| From | Sent On | Attachments |
|---|---|---|
| bill parducci | Jun 11, 2001 3:54 pm | |
| Simon Y. Blackwell | Jun 11, 2001 5:08 pm | |
| bill parducci | Jun 11, 2001 8:24 pm | |
| Polar Humenn | Jun 12, 2001 5:44 am | |
| Polar Humenn | Jun 12, 2001 5:45 am | |
| Simon Y. Blackwell | Jun 12, 2001 6:03 am | |
| Simon Y. Blackwell | Jun 12, 2001 6:06 am | |
| Polar Humenn | Jun 12, 2001 6:16 am | |
| bill parducci | Jun 12, 2001 10:36 am |
| Subject: | Re: access control information (formerly... Strawman) | |
|---|---|---|
| From: | Polar Humenn (pol...@syr.edu) | |
| Date: | Jun 12, 2001 5:45:58 am | |
| List: | org.oasis-open.lists.xacml | |
You could go for a strictly logical approach, i.e. Prolog like Horn Clauses. Then you have a semantics. You just have to standardize the primative predicates.
-Polar
On Mon, 11 Jun 2001, bill parducci wrote:
"Simon Y. Blackwell" wrote:
The problem with "insufficient funds to access" is it requires an understanding of the meaning of the constraint "balance > $5,000". (Yes, I know by policy example was not precisely in this form ...). To avoid the requirement that the policy engine actually understand the semantics of the constraint, I suppose it could return "balance < ?required-amount" which would only require programming the policy engine such that it understood the semantics of some finite set of operators. It still gets pretty ugly though.
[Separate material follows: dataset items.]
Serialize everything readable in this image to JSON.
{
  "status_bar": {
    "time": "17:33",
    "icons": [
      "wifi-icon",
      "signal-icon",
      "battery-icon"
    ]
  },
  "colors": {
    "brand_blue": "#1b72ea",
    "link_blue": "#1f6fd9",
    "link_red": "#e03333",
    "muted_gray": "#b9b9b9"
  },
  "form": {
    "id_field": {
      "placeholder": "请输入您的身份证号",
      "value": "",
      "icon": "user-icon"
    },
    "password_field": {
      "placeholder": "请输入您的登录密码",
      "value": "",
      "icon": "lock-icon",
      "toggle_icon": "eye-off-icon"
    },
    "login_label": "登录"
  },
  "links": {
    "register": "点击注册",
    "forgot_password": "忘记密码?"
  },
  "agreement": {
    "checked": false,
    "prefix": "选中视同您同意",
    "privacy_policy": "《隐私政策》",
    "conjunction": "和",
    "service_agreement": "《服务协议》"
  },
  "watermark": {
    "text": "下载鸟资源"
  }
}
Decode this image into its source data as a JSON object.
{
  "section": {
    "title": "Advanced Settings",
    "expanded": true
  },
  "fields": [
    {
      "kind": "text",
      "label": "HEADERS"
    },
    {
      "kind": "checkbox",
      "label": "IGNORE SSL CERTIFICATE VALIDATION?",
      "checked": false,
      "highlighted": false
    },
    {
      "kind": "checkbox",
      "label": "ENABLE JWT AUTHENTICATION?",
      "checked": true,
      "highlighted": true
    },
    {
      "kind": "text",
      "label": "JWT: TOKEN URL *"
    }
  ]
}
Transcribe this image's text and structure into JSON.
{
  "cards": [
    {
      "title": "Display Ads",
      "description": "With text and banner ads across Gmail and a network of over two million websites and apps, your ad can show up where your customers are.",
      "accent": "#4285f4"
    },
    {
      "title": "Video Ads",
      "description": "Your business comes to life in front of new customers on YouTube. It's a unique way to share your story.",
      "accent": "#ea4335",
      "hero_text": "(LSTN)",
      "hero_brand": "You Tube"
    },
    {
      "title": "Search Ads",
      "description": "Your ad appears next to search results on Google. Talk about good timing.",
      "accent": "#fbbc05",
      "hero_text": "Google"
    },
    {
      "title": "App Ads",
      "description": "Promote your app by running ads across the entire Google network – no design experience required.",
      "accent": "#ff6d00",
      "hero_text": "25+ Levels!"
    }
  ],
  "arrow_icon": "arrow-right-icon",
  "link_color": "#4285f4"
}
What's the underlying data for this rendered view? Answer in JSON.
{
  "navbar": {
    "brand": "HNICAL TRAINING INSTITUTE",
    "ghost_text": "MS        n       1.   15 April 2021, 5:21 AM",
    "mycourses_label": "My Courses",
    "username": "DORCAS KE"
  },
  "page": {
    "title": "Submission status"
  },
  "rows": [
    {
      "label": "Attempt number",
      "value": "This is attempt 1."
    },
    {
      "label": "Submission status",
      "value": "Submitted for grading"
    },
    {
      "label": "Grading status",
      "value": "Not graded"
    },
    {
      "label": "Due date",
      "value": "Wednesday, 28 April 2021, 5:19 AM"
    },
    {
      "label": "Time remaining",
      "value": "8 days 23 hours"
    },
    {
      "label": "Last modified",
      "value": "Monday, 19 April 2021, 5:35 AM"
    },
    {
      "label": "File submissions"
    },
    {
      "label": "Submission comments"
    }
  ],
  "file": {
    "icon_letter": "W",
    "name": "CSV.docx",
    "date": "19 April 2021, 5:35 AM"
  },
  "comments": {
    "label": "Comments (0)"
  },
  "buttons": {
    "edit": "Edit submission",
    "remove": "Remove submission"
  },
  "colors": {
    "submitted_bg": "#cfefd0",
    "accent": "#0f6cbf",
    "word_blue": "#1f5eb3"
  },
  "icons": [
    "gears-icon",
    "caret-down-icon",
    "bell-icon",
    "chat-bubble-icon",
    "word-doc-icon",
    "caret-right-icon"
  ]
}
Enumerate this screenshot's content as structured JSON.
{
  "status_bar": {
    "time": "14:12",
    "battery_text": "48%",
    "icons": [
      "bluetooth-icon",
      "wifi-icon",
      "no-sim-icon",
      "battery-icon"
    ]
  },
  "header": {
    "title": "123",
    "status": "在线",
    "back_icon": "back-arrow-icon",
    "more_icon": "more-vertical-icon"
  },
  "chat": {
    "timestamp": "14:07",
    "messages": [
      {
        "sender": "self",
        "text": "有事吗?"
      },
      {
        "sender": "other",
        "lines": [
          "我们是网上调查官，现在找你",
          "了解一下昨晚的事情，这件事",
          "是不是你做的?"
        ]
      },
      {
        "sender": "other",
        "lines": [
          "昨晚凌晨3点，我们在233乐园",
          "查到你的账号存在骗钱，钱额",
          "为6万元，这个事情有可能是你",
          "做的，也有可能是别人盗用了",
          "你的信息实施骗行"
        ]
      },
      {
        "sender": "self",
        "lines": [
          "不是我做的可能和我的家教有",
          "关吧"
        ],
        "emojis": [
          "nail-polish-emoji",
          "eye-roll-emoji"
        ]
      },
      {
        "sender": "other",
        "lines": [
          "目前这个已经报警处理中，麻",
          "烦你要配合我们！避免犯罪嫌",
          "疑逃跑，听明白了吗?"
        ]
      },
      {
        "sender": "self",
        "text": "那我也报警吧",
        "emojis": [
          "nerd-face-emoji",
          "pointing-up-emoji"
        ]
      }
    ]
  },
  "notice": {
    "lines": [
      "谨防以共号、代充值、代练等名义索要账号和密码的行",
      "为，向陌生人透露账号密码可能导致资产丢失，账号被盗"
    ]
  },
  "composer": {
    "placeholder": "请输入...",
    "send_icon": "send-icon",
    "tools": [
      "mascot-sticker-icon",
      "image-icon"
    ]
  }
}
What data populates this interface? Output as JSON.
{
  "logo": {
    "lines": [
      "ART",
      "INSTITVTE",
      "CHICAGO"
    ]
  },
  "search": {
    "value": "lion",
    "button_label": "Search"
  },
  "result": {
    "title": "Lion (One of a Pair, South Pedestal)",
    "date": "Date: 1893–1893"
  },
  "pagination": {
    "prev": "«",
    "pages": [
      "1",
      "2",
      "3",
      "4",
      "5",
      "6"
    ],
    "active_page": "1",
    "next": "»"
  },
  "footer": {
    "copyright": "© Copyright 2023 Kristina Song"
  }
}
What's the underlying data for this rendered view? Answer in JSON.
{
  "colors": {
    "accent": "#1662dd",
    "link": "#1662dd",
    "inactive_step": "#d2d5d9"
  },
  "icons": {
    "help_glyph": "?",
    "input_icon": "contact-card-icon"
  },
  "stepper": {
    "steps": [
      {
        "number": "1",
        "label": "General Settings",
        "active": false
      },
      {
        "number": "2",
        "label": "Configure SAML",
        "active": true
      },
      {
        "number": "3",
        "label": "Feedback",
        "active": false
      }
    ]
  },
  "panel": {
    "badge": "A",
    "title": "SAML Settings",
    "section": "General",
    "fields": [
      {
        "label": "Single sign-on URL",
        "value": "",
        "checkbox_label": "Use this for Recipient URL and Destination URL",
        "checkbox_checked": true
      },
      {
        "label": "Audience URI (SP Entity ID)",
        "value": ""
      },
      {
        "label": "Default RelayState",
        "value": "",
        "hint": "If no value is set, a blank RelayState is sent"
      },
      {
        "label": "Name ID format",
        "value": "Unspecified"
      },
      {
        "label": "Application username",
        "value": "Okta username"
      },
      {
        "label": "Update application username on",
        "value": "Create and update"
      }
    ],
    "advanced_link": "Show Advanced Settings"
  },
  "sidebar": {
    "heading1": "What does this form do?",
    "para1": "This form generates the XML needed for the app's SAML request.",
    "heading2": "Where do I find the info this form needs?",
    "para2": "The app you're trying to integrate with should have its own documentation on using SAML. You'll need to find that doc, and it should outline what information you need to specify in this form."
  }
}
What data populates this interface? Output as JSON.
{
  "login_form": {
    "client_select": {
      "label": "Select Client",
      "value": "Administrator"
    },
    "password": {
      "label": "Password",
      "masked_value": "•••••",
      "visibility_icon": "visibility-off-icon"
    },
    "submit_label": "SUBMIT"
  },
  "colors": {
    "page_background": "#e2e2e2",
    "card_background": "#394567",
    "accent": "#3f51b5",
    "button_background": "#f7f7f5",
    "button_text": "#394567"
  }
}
ugly indeed. no matter which way you take this there are issues of 'ugliness'. on one hand you are faced with developing a library of discrete responses that could be virtually limitless in number if they are to provide usable information to all known test cases. on the other hand, as you point out, application specific responses are likely to require some sort of out-of-band (predefined) understanding of semantics, etc. to react properly to the message (otherwise you are no better off receiving a detailed response vs. 'no. go away'.)
perhaps the middle ground is the development of some generalized semantics based upon the content of the request.
<winging it/> suppose a doc had <balance> as a field, your response above would be a valid message ("balance < ?required-amount"). in other words, responses would be based upon some generic expressions (<, >, <>, =, +/-, etc.) and are limited to those fields presented in the request itself. of course a document could be submitted that is missing necessary information, in which case you would be stuck responding with 'all necessary information not present' or some such, but as mentioned above, it is hard to think of a scenario whereby a valid requestor can be totally ignorant of the recipient's requirements and still be able to act in any meaningful way to the response codes reagardless of their content.